Why Do Women Live Longer Than Men? An Integrative Social and Biodemographic Approach to Explaining Sex Differences in Longevity

That women live longer than men may be a well-known phenomenon. But why women live longer than men is much less well understood. I first briefly review the state of knowledge about sex differences in mortality and identify gaps in this knowledge. It is useful to revisit the old but powerful hypothesis that biology plays a role. The question is how. I lay out a framework of research that integrates biology into social demographic models and population research.

Immigration Enforcement Policies, the Economic Recession, and the Size of Local Mexican Immigrant Populations

There is growing evidence that local conditions, particularly economic considerations, shape the geographic dispersion of immigrant groups. Yet our understanding of the impact of local variation in public policies on immigrants internal settlement patterns remains rudimentary. This paper takes advantage of local area variation in immigration policies and economic conditions to estimate their unique impact on changes in the size of local Mexican immigrant populations between 2007 and 2009.

The Limits of Genocide: An Attempt at a Credibility Interval on the Khmer-Rouge Death Toll

Extant estimates of the number of deaths that resulted from the Khmer-Rouge ruling of Cambodia range from half a million to over three million excess deaths--a huge range considering that the country's total population size was about 8 million at the outset of the Khmer-Rouge regime. In this presentation, I describe this unsatisfactory range and investigate whether it can be narrowed with either new data or a better approach.

Measuring Meaningful and Predictive Cognitive Functions: Can Cognitive Neuroscience Help?

Executive functions are a suite of related cognitive functions that allow one to hold in mind goal relevant information and exclude from mind goal irrelevant information. Based on clinical and neuroimaging studies cognitive neuroscientists believe that these functions are central to the performance of goal directed behavior.

How Genes Influence Life Span: The Biodemography of Human Survival

The results of recent evaluations of genome wide association (GWA) studies of complex phenotypic traits, including age at disease onset or life span, showed that such traits are typically affected by a large number of "small-effect-low-significance" alleles, which were excluded from further analyses in traditional GWA studies. In this talk we show that the joint influence of such genetic variants on human life span can be substantial and highly statistically significant.

Quantifying the role of sexual selection and kin selection in the evolution of aging

Aging is an evolutionarily labile trait that is likely shaped by a diversity of sources of natural selection. Two such mechanisms are sexual selection, or selection caused by competition among members of one sex for reproductive access to members of the other, and kin selection, which can be thought of selection arising from associations between fitness and social interactions. While various models have been used to argue for (or against) their importance in the evolution of aging, strategies for direct measurements of these selective forces are lacking.

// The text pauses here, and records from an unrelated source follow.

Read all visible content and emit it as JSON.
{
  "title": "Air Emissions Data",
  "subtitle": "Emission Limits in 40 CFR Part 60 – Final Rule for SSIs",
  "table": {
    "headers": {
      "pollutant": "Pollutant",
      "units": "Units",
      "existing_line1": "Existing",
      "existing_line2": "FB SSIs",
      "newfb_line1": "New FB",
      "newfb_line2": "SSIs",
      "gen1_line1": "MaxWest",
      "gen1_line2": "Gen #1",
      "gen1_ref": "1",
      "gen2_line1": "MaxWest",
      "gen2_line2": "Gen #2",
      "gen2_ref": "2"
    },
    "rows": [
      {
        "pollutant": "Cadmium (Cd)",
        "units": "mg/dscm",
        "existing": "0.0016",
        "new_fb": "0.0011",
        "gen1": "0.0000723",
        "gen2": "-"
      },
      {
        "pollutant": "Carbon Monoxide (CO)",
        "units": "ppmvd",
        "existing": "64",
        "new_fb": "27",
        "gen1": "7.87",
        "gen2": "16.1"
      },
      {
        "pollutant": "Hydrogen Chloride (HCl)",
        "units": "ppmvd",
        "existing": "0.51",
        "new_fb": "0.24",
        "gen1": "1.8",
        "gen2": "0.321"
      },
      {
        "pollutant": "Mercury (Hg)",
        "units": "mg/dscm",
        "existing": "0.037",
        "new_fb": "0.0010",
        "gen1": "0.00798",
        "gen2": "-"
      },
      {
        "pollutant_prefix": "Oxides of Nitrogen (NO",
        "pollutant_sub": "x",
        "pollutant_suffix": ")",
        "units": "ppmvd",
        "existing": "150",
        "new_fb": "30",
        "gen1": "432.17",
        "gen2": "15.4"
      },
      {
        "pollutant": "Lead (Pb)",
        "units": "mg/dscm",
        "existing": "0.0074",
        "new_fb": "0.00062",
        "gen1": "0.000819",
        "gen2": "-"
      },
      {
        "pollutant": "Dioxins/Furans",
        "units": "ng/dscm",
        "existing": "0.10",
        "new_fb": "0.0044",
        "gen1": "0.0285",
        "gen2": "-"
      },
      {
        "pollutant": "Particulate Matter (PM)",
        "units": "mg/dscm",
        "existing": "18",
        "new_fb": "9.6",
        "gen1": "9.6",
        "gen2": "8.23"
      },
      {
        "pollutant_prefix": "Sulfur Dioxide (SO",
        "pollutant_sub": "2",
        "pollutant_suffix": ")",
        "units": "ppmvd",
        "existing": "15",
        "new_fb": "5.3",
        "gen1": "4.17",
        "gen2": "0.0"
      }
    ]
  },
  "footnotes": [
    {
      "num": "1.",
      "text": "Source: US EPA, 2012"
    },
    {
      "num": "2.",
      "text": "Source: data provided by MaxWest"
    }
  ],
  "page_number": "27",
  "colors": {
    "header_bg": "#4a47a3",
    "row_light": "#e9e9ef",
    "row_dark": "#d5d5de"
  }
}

Homeownership, Race, and Socioeconomic Inequality: Trends in the Tenure Divide

There are indications that the mean difference in socioeconomic status between homeowners and renters has been increasing in recent decades, and that these trends vary by race and ethnicity. This paper examines the roles of changes in the distribution of household demographic characteristics, the effects of those characteristics on the probability of being a homeowner, and local housing market characteristics in producing this apparent growth in inequality.

Gender, Bargaining Power, and Migration Decisions in Mexican Families

The prevailing model of migration in transitioning countries conceives of a risk-diversifying household in which members share a coherent set of preferences about the departure of one or more members to work elsewhere. Several decades of ethnographic research have questioned the applicability of this model by revealing the importance of gender hierarchies in family decisions. Some scholars argue that, in many contexts, women have little role in determining the migration behavior of spouses and other family members.

Evaluation: Lessons Learned for the Uncontrolled World

The Global Health Initiative (GHI), President's Emergency Plan for AIDS Relief (PEPFAR), the President's Malaria Initiative (PMI) and other global health programs are putting increasing emphasis on evaluation and learning to ensure that investments in global health are effective and achieve desired outcomes. At the same time, there is a growing debate in the evaluation literature on the most appropriate methods to assess the effectiveness, efficiency and impact of health interventions in real world situations.